The 23rd IAA was held from 11 to 23 February 1933, a few days after the Nazi seizure of power. It was inaugurated by Chancellor Adolf Hitler, who announced tax benefits for car owners, a major road construction programme and state-funded motorsport events. New models introduced included the Ford Köln, the Standard Superior, as well as the twelve-cylinder Maybach Zeppelin DS 8, then the most expensive German car ever built. In the following years, the annual exhibition developed to a national hall of fame of German engineering skill, essentially influenced by Nazi propaganda.

Pushed by extensive billboard and screen advertising, the IAA became a mass event, with more than 600,000 visitors in 1934. In his inaugural speech, Hitler promised the construction of a cheap, simple car for the masses. He also proclaimed the idea of economic autarky, illustrated by the display of wood gas generators based on the patent of Georges Imbert or a steam car designed by Henschel. Nevertheless, the launch of the stream-lined Tatra 77 attracted greater attention.

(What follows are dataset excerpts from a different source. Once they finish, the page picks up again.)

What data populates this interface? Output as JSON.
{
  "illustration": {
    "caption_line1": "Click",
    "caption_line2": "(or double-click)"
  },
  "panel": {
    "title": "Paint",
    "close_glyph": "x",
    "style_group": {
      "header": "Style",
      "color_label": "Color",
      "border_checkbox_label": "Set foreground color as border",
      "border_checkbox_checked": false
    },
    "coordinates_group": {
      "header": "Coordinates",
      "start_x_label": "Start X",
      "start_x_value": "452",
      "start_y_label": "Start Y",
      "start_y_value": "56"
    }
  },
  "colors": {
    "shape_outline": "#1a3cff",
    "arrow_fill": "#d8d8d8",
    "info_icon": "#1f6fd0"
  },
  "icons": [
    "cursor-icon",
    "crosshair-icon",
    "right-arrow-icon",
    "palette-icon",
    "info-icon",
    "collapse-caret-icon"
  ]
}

The manufacturing of the people's car (Volkswagen) remained the central issue of the following exhibitions. In 1939, the KdF-car was presented for the first time, which later came to be known as the Beetle. The 29th installation of the event gathered a total of 825,000 visitors - an all-time record at that time. This was the last IAA before it was again suspended during World War II.

==2000==
The 2000 show was the last Berlin Motor Show, with over 200,000 visitors.

- Audi A4 Sedan
- Opel Zafira 1.6 CNG

==1998==
In 1998, the AAA was held at the Berlin exposition area between October 17 and 25.